From April of that year when we set the outing date for “Fame Weekly”, we knew no rest… it was work, work, work; sleeping on chairs, raising hell here and there – all that, was to make the maiden edition a blast. We were determined not to fail as young editors; we didn’t even realise that we were publishers!

It was about that period that I decided to culminate my two-year relationship with Iretunde in a wedding. We fixed August 8, 1991. But two weeks to that wedding, and the magazine barely three weeks in the market, I was not sure where the wedding would hold (in the office or at the printing press(!)) because the gigantic volume of work, and the electricity of the moment were overwhelming. There was no time or extra energy to throw a big party, fete people who probably hated my guts, and couldn’t stand my presence beyond the casual “hello”. I didn’t want any distraction: so only Kunle (my bestman) and his girlfriend-now-wife, Desola Rajifuja (my wife’s chief maid) were involved in the “scheme”. And very few members of either families.

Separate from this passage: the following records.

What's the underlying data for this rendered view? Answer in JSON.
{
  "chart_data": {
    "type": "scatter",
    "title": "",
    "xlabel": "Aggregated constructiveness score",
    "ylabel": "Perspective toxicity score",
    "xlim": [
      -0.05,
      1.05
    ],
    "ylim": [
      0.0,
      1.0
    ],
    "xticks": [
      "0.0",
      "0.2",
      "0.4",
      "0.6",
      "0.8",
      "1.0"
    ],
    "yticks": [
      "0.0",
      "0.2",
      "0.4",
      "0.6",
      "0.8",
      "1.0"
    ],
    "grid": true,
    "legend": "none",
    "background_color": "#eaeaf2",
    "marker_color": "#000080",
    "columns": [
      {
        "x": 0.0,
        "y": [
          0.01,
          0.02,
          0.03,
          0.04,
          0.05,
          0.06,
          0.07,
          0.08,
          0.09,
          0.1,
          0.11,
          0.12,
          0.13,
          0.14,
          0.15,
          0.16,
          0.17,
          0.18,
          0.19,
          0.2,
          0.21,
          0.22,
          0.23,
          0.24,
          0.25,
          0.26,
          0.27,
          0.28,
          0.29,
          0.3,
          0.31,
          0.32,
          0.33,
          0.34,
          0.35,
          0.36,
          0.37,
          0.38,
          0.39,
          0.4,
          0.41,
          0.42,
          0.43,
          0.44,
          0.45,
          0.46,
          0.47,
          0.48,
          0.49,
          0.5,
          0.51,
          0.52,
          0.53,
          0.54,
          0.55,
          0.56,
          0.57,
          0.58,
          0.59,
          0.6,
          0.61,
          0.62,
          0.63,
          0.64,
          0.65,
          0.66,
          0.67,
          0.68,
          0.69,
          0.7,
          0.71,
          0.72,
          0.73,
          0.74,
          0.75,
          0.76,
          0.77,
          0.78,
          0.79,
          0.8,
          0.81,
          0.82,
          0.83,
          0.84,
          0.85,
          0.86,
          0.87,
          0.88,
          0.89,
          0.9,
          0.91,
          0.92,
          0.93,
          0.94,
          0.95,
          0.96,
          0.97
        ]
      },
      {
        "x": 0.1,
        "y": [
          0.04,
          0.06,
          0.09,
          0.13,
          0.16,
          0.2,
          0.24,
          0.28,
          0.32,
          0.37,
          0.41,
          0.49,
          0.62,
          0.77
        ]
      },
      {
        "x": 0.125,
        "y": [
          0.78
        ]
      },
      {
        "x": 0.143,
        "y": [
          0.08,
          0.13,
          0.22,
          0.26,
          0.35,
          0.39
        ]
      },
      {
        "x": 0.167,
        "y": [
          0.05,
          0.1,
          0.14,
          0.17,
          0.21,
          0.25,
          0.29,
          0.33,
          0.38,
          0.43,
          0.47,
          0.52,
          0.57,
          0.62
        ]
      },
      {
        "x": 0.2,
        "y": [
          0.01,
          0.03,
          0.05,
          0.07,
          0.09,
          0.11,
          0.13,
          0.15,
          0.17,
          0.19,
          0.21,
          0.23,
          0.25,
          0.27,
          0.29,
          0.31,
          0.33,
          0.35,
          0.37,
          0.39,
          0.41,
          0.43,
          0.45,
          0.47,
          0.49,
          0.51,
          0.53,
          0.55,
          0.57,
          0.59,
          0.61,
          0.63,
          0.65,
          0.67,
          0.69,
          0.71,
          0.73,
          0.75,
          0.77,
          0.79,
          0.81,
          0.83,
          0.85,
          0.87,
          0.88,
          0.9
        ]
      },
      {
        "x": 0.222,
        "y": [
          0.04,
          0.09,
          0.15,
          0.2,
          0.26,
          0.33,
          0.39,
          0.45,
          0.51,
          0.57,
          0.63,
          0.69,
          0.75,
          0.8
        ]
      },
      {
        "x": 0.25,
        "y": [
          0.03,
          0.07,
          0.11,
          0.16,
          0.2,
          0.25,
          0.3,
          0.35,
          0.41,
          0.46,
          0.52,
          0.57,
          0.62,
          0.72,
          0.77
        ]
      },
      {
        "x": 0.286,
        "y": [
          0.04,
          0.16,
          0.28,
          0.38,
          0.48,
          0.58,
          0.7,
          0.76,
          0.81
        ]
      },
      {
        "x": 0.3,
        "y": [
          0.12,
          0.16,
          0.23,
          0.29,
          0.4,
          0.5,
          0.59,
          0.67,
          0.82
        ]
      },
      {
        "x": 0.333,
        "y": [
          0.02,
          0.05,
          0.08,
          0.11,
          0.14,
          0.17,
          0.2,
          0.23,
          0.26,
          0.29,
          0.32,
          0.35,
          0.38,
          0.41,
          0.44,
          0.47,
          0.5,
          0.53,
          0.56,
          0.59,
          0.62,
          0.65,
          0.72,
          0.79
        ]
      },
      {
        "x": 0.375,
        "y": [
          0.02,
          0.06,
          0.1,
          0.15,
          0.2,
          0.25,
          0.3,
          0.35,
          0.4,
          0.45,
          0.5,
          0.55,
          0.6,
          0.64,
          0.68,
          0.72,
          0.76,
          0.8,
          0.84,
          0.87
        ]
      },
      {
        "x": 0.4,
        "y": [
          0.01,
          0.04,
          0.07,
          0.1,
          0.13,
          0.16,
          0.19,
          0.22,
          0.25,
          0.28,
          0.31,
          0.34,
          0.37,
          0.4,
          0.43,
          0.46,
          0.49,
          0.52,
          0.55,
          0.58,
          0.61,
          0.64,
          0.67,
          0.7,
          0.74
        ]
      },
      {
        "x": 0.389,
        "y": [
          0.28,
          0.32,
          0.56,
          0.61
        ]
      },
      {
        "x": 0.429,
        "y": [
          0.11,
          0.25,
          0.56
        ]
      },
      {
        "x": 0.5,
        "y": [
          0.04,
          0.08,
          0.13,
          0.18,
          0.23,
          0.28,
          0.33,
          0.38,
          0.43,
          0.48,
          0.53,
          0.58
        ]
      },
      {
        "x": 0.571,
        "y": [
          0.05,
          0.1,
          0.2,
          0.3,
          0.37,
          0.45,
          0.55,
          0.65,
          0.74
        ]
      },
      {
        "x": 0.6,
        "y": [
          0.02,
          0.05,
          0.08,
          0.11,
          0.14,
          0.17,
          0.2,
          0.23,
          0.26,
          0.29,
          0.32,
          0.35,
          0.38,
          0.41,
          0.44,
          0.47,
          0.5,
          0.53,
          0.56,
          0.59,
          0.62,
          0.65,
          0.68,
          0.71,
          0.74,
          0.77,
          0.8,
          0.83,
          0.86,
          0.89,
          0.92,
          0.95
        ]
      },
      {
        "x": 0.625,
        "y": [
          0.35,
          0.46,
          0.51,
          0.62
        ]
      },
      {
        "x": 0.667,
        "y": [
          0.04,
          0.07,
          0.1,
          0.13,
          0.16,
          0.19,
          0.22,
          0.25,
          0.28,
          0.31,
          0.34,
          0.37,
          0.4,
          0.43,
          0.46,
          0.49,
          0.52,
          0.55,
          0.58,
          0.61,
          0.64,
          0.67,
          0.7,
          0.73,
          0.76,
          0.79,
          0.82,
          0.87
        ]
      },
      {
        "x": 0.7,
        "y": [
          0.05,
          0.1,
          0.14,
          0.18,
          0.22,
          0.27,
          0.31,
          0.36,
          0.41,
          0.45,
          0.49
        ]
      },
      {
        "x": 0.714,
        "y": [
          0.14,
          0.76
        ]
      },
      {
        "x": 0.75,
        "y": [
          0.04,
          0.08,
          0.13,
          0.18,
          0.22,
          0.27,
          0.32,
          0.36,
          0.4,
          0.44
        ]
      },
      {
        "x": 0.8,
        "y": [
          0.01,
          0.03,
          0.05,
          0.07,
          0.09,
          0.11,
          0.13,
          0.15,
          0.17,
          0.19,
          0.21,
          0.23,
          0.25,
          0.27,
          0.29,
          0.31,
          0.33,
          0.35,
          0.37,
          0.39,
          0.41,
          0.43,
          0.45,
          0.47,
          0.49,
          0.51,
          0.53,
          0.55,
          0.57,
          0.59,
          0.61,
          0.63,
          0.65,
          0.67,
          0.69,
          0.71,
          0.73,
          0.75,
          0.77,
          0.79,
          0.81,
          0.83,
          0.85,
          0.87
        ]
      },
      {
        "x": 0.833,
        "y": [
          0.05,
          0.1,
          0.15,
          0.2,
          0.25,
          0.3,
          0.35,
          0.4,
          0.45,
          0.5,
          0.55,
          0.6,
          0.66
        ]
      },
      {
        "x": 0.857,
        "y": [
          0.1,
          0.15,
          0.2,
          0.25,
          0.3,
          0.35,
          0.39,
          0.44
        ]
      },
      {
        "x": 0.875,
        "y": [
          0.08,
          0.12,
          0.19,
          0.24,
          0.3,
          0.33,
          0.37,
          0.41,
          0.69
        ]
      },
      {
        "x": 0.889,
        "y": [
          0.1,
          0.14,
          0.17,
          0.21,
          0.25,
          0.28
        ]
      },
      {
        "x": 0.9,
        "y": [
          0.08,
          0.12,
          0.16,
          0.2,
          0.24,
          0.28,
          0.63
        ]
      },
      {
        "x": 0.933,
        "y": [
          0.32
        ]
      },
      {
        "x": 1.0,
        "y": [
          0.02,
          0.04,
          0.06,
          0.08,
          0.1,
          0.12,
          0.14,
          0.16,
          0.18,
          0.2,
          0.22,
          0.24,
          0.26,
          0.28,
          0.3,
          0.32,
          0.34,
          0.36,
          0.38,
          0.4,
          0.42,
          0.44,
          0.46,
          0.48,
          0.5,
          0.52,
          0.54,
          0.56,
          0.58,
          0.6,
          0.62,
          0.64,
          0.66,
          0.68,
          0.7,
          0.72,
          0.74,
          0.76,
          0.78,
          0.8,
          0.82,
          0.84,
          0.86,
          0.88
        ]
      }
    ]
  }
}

The times were so fascinating and engaging that it would not have been strange if I had missed my wedding! But I didn’t. I believe we had a presentation a day after at Insight Advertising, and I had to attend. Mayor was rightly livid with indignation at being left out of the whole wedding “coup”. And other friends and associates poked fun at my mafioso-like secret wedding.

So, from the very first day, my wife was contending with known and unknown “forces”, that were bent on sharing my attention and affection with her. As a first rate cook, she did not understand nor cared to accept why I would come home with a full stomach; and my explanations that I could not possibly refuse to eat when friends gathered in the office, or at special interview sessions where all sorts of dishes were begging to be consumed.

Years later, I realised how so insensitive I was; as she had sometimes sought to know what strange food I had dreamt of (and I was a radical with my stomach as no food however strange looking was beyond giving a trial). And the poor lady would go to the markets, seeking advice from Urhobo, Igbo, Edo traders of food ingredients. She would then perform the tasking experiment in her kitchen…and there I was, oh foolish me, arriving full to the brim; but I never stopped commending her for the nice aroma of the meal. I would nibble at the gorgeously laid meal, completely missing her looks of consternation and racking frustration.

How many times she would have imagined running out of the empty house – seething at the edge of madness? Then, my wife devised a “catch-him-fast” tactic that worked like magic: she would bring my lunch to the office in an elaborate garnishment of lovely picnic packs, and all… Come and see snails, ‘bokoto’ (cow-leg), ‘show-boy’ (the cow’s genital parts), goat meat…all of them dancing wickedly and irresistibly in my food flask. Of course, it worked – my outdoor eating dropped considerably.

And my friends started telling their wives to wake up and smell the coffee. Mule-headed as I was back then, it took some time for me to realise the knife-edge I was pushing my dream home to. Now, I know: whatever it takes, as long as the woman has made the meal available, never nibble at her food or declare that you are full on-arrival. It is guaranteed to break her heart, and gradually the home.